Леонид покачал головой. Универсал мог освоить всё в теории, на самом деле приходилось выбирать. Талант кинетика, развиваясь, тормозил развитие экстрасенсорных способностей, а усилитель практически не мог стать оператором миров. И наоборот. Слышащий не мог стать прикрывателем, крышей, как попросту говорили в школе.

— Братья и Игорь — кинетики, Хоменкова — экстрасенс, вы с Ольгой — операторы, Сашка — слышащий. Инга — усилитель, Мариэтта — крыша. Мы с тобой и Лёшка — универсалы. Ольга, по-моему, тоже. Четыре универсала перекроют любые мыслимые потребности, я думаю.

Вернувшись, Ермолай заметил в столовой знакомое лицо. Одноклассник, Гриша Рахимов, с красной повязкой на лбу, с удовольствием уписывал пельмени. Рядом с ним сидела одна из поварих и что-то рассказывала. Гришка ничем не показывал, что слушает. Юноша включил свои способности — и понял, что Григорию разъясняли правила школы. Удивительным казалось одно — почему это делала повариха? Харламов знал, что посторонних людей в школе не бывает. Любой из работников обладал определёнными талантами, любой знал лучше учеников все тайны школы.

Юноша сел в сторонке, но так, чтобы Рахимов мог его видеть. Одноклассник кинул на него взгляд и сразу о чём-то спросил повариху. Вопрос был явно о нём. Повариха сказала два слова, Гришка кивнул, и повариха продолжила рассказ. Позже, поднявшись от стола, Григорий подсел к однокласснику.

— Привет, Ерёма! Странно, что ты до сих пор без повязки.

— Здорово, Гриш! Во мне предполагают талант оператора миров, так что пока я свой мир не открою, рассчитывать мне не на что. Меня ничему и не учат. А ты какими судьбами?

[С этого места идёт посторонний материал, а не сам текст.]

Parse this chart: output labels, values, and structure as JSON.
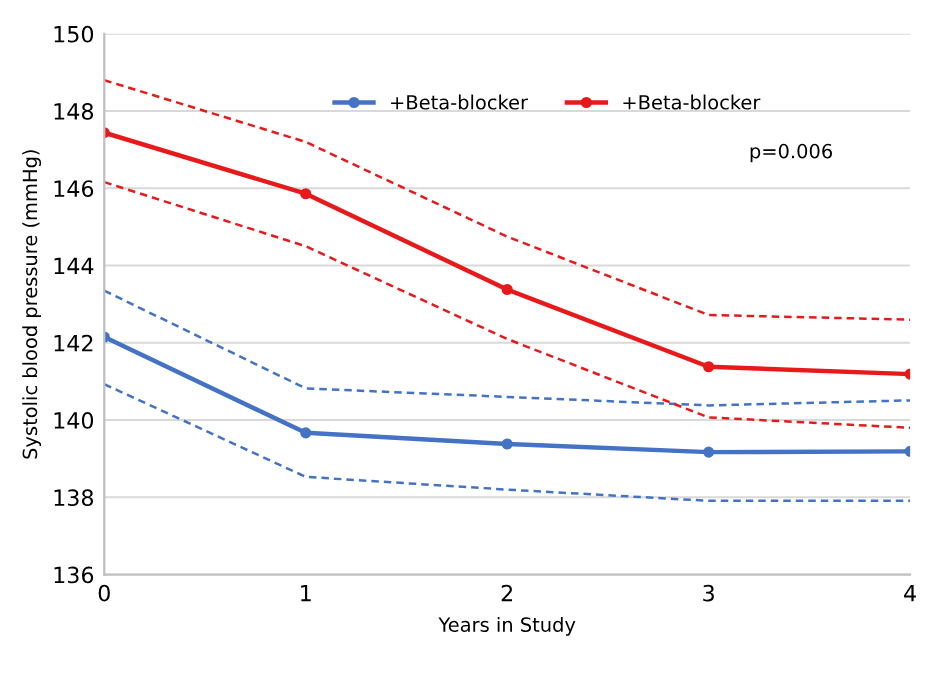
{
  "chart_data": {
    "type": "line",
    "xlabel": "Years in Study",
    "ylabel": "Systolic blood pressure (mmHg)",
    "x": [
      0,
      1,
      2,
      3,
      4
    ],
    "series": [
      {
        "name": "+Beta-blocker",
        "color": "#4472c4",
        "values": [
          142.15,
          139.67,
          139.38,
          139.17,
          139.19
        ],
        "marker": "circle",
        "line_style": "solid"
      },
      {
        "name": "+Beta-blocker",
        "color": "#e8191b",
        "values": [
          147.44,
          145.86,
          143.38,
          141.38,
          141.19
        ],
        "marker": "circle",
        "line_style": "solid"
      },
      {
        "color": "#4472c4",
        "values": [
          143.35,
          140.82,
          140.6,
          140.38,
          140.51
        ],
        "marker": "none",
        "line_style": "dashed"
      },
      {
        "color": "#4472c4",
        "values": [
          140.93,
          138.53,
          138.2,
          137.91,
          137.91
        ],
        "marker": "none",
        "line_style": "dashed"
      },
      {
        "color": "#e8191b",
        "values": [
          148.8,
          147.2,
          144.75,
          142.72,
          142.6
        ],
        "marker": "none",
        "line_style": "dashed"
      },
      {
        "color": "#e8191b",
        "values": [
          146.16,
          144.5,
          142.1,
          140.07,
          139.8
        ],
        "marker": "none",
        "line_style": "dashed"
      }
    ],
    "annotations": [
      "p=0.006"
    ],
    "xlim": [
      0,
      4
    ],
    "xticks": [
      0,
      1,
      2,
      3,
      4
    ],
    "ylim": [
      136,
      150
    ],
    "yticks": [
      136,
      138,
      140,
      142,
      144,
      146,
      148,
      150
    ],
    "grid": "y",
    "legend": "top"
  }
}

— По обмену. Есть такая программа, по которой школы учениками меняются. Числюсь я за своей школой, так что учиться вместе с вами не буду. У меня своё задание, о котором школьникам рассказывать не положено. Как там Ольга Аникутина поживает?

— Отлично. Жёлтая повязка, инструктор…

Разговора не получалось. Григорий не хотел про себя ничего рассказывать, о делах школы ему и так сообщили. Вспомнили общих знакомых, но у тех ничего кардинально не менялось, так что и эта тема быстро оказалась исчерпанной.

— Обо мне, Ерёма, лучше школьникам ничего не говорить. Спросят — одноклассник, и всё. Даст бог, вместе поработаем, а нет — так в Ручейном летом увидимся…

Рахимов ушёл, оставив чувство недосказанности. Гришка ему не доверял, причём не доверял — по приказу. И это, ясное дело, не огорчить такое отношение никак не могло. Юноша ощущал себя сторожевым псом, которого приучали рвать того, на кого укажет хозяин. Вся его сущность против того восставала. Но что было делать? Он прекрасно понимал, что любой преподаватель сразу же скажет ему, что он уже знает всё, что позволяет знать на данный момент его уровень подготовки. Продвинься дальше в учёбе — узнаешь больше. Право на знания требовалось заслужить. С этим юноша не спорил, тут всё обоснованно. Но ведь его и не готовили, как других!